Camilla could now see just how young the child really was; judging from its’ height it couldn’t have been any more than seven or eight. It was cloaked in a flowing, light blue robe with glittering gold edging. It’s hair was as pale and pure as the moon that was shining off of it. She couldn’t tell whether it was a boy or a girl from this angle. Camilla stood right over it, and looked left to right, not sure what to do next. Shouldn’t there have been a parent or some kind of adult to tend to it? Camilla took the initiative herself and reached down.
She aimed her hand towards the shaking back of the young one, hoping to give some kind of comfort or assistance. But her hand didn’t make it there. Camilla’s arm went directly through the child. She gasped as the crying figure evaporated into a flurry of blue light and nothingness, taking the rest of the garden with it. Everything closed into darkness around her. The ground beneath her fell, leaving her hanging and flailing in a black void. She was sure with no ground she would start plummeting, but instead she floated. She floated gently down into the empty blackness. Her blanket fluffed up behind her, still keeping itself anchored to her shoulders. There was nothing at first, but soon there were lights. Camilla looked down to see a thousand tiny white lights floating below her. Not just tiny dots, but large, flowing ribbons of light in all colors: blue, green, indigo, fuschia, pearl. Camilla had somehow fallen into the night sky.
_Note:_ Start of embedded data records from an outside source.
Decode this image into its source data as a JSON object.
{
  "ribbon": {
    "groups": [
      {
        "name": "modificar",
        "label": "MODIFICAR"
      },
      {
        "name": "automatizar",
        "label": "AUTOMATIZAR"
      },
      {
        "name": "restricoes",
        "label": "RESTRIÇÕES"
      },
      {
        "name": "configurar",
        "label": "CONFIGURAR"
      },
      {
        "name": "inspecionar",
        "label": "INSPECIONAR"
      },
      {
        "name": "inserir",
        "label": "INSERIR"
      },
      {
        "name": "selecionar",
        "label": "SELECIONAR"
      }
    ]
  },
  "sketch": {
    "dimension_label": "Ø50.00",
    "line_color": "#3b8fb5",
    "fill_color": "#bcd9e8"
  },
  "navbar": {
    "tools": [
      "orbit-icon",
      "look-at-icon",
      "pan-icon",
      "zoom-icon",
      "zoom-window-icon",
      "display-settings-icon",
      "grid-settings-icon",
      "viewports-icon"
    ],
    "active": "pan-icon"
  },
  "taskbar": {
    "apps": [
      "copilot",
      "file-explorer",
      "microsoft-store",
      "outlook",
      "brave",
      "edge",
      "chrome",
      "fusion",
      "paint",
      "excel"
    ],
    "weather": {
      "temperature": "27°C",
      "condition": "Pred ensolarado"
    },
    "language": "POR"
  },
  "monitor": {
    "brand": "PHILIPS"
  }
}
As she fell through the colorful nebula she looked further into the distance below her and saw something coming into view. Emerging out of the darkness as she floated closer was a city. Large towering buildings of stone and glass stood next to humble houses made of the same material. All the windows were tall and wide, no doubt to let in as much sun as possible. Streetlights with jeweled, turquoise lamps lit up the street. High rise sky trolleries flew on lines in the air, while small boats floated down the river that ran past the cobblestone streets. And everywhere you looked -from housetops, to alleys , to walkways- trees and hanging plants grew, like a large greenhouse. The whole city was blanketed in the calm, blue glow of night time. It was all so much like the garden she had just come from.
Camilla smiled as she looked down. She couldn’t explain why, but she felt a very strong sense of affection towards the strange city that lay below her. Like an old friend, Camilla wanted to swoop down and scoop the city up into her arms for a hug. She wanted to go down and run through its streets with her arms in the air, to hide in all of the small spaces it no doubt had. She wanted to race across it’s high-rise walkways, peer into all of it’s alleys, ride those strange sky trolleys, and get completely lost exploring the city’s insides. She really didn’t know why, but for some reason Camilla felt like she would know her way around this place quite well if given the chance to prove it. But that chance soon started to disappear.
Right before her eyes, just as quickly as it had appeared, the city was starting to deteriorate. It wasn’t disappearing in flashy streaks of blue and shadow as the garden had; the city was physically crumbling. Camilla gasped as she saw one of the largest buildings snap in two. It’s higher half plummeted towards the ground before disintegrating into dark particles that flew off into the night. The rest of the city soon faced the same fate. All of its’ buildings, homes, street corners, fountains, and sidewalks started to collapse into large pieces and then into black dust. Camilla looked on in helpless terror. Her time to shudder in fear was cut short though.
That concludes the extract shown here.